Related Work & Insights¶
- vs. RoPE / absolute PE and other standard methods: These methods assume a predefined order; CAPE extends positional encoding to unordered causally structured features.
- vs. default PE in scGPT / scBERT: These models use expression-level-sorted order or pre-trained representations as surrogate PE, fundamentally ignoring causal relationships.
- vs.
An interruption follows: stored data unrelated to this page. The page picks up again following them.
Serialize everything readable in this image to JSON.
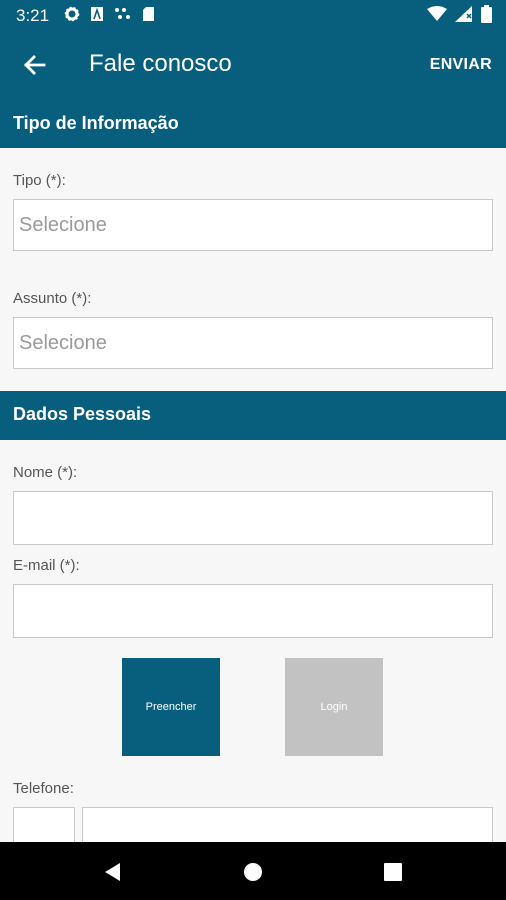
{
  "status_bar": {
    "time": "3:21",
    "icons": [
      "gear-icon",
      "a-icon",
      "dots-icon",
      "sd-card-icon",
      "wifi-icon",
      "signal-icon",
      "battery-icon"
    ]
  },
  "app_bar": {
    "title": "Fale conosco",
    "action": "ENVIAR"
  },
  "section_info": {
    "title": "Tipo de Informação",
    "tipo": {
      "label": "Tipo (*):",
      "placeholder": "Selecione"
    },
    "assunto": {
      "label": "Assunto (*):",
      "placeholder": "Selecione"
    }
  },
  "section_personal": {
    "title": "Dados Pessoais",
    "nome": {
      "label": "Nome (*):",
      "value": ""
    },
    "email": {
      "label": "E-mail (*):",
      "value": ""
    },
    "preencher": "Preencher",
    "login": "Login",
    "telefone": {
      "label": "Telefone:"
    }
  },
  "colors": {
    "primary": "#085f7d",
    "login_button": "#c2c2c2",
    "background": "#f7f7f7"
  },
  "nav_bar": {
    "icons": [
      "back-triangle-icon",
      "home-circle-icon",
      "recents-square-icon"
    ]
  }
}
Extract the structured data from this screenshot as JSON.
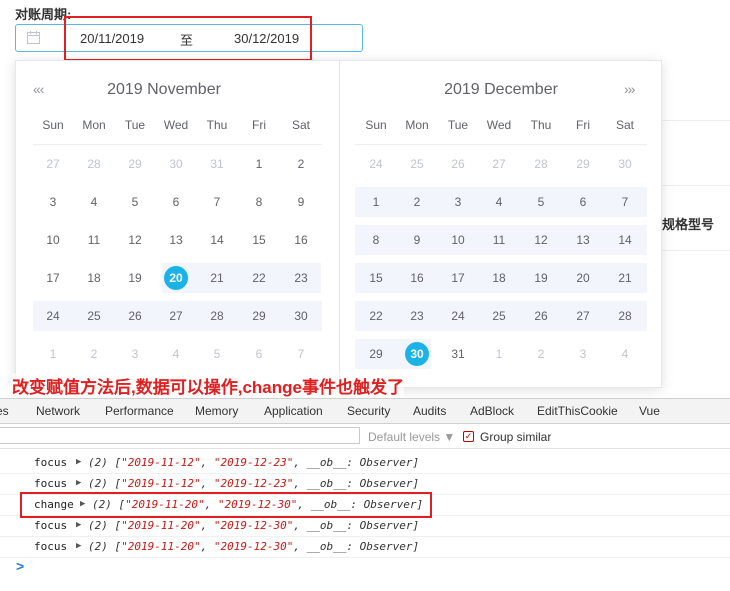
{
  "form": {
    "label": "对账周期:",
    "start_value": "20/11/2019",
    "separator": "至",
    "end_value": "30/12/2019"
  },
  "background_page": {
    "right_label": "规格型号"
  },
  "picker": {
    "left": {
      "title": "2019 November",
      "nav": "«‹",
      "weekdays": [
        "Sun",
        "Mon",
        "Tue",
        "Wed",
        "Thu",
        "Fri",
        "Sat"
      ],
      "rows": [
        [
          "27",
          "28",
          "29",
          "30",
          "31",
          "1",
          "2"
        ],
        [
          "3",
          "4",
          "5",
          "6",
          "7",
          "8",
          "9"
        ],
        [
          "10",
          "11",
          "12",
          "13",
          "14",
          "15",
          "16"
        ],
        [
          "17",
          "18",
          "19",
          "20",
          "21",
          "22",
          "23"
        ],
        [
          "24",
          "25",
          "26",
          "27",
          "28",
          "29",
          "30"
        ],
        [
          "1",
          "2",
          "3",
          "4",
          "5",
          "6",
          "7"
        ]
      ],
      "selected": "20"
    },
    "right": {
      "title": "2019 December",
      "nav": "›»",
      "weekdays": [
        "Sun",
        "Mon",
        "Tue",
        "Wed",
        "Thu",
        "Fri",
        "Sat"
      ],
      "rows": [
        [
          "24",
          "25",
          "26",
          "27",
          "28",
          "29",
          "30"
        ],
        [
          "1",
          "2",
          "3",
          "4",
          "5",
          "6",
          "7"
        ],
        [
          "8",
          "9",
          "10",
          "11",
          "12",
          "13",
          "14"
        ],
        [
          "15",
          "16",
          "17",
          "18",
          "19",
          "20",
          "21"
        ],
        [
          "22",
          "23",
          "24",
          "25",
          "26",
          "27",
          "28"
        ],
        [
          "29",
          "30",
          "31",
          "1",
          "2",
          "3",
          "4"
        ]
      ],
      "selected": "30"
    }
  },
  "annotation": "改变赋值方法后,数据可以操作,change事件也触发了",
  "devtools": {
    "tabs": [
      "es",
      "Network",
      "Performance",
      "Memory",
      "Application",
      "Security",
      "Audits",
      "AdBlock",
      "EditThisCookie",
      "Vue"
    ],
    "levels_label": "Default levels ▼",
    "check_mark": "✓",
    "group_similar": "Group similar",
    "logs": [
      {
        "event": "focus",
        "prefix": "(2) [",
        "a": "\"2019-11-12\"",
        "b": "\"2019-12-23\"",
        "suffix": ", __ob__: Observer]"
      },
      {
        "event": "focus",
        "prefix": "(2) [",
        "a": "\"2019-11-12\"",
        "b": "\"2019-12-23\"",
        "suffix": ", __ob__: Observer]"
      },
      {
        "event": "change",
        "prefix": "(2) [",
        "a": "\"2019-11-20\"",
        "b": "\"2019-12-30\"",
        "suffix": ", __ob__: Observer]"
      },
      {
        "event": "focus",
        "prefix": "(2) [",
        "a": "\"2019-11-20\"",
        "b": "\"2019-12-30\"",
        "suffix": ", __ob__: Observer]"
      },
      {
        "event": "focus",
        "prefix": "(2) [",
        "a": "\"2019-11-20\"",
        "b": "\"2019-12-30\"",
        "suffix": ", __ob__: Observer]"
      }
    ],
    "prompt": ">"
  },
  "colors": {
    "accent": "#1bb3e6",
    "highlight": "#e02020",
    "range_band": "#f2f6fc"
  },
  "icons": {
    "calendar": "calendar-icon",
    "expand": "triangle-right-icon"
  }
}
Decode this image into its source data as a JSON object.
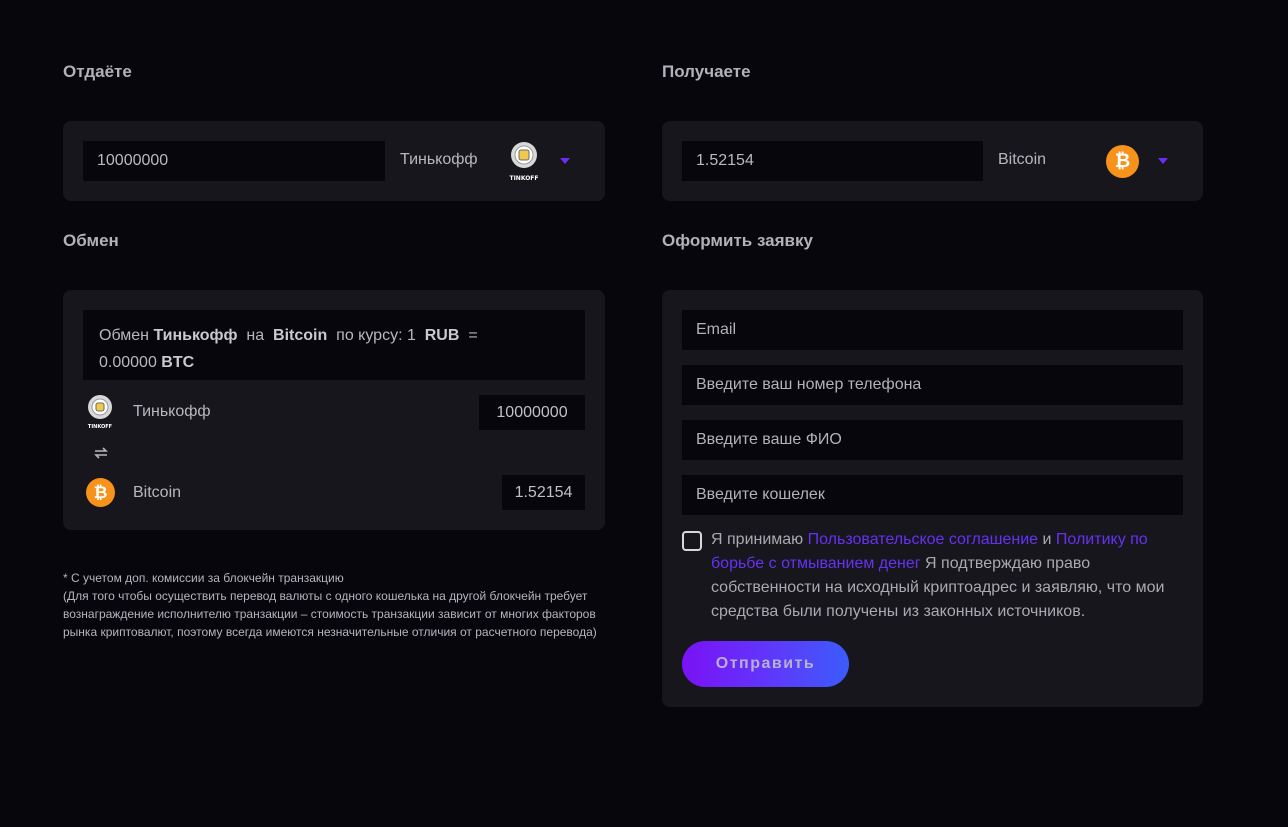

NOTEARS / DAG-GNN: CAPE borrows from these causal discovery methods, but its innovation lies in converting the learned DAG into positional encodings rather than treating it as an end goal.
Rating¶
- Novelty: ⭐⭐⭐⭐⭐ The combination of causal graph → hyperbolic embedding → RoPE is highly novel; the cross-domain methodological fusion is particularly ingenious.
- Experimental Thoroughness: ⭐⭐⭐⭐ Synthetic and multi-omics experiments are comprehensive, though broader domain coverage would be beneficial.
- Writing Quality: ⭐⭐⭐⭐⭐ Mathematical derivations are rigorous, exposition is clear, and figures are intuitive.
- Value: ⭐⭐⭐⭐ Opens a new direction for Transformer modeling of non-sequential data, though the practical application scope is currently somewhat narrow.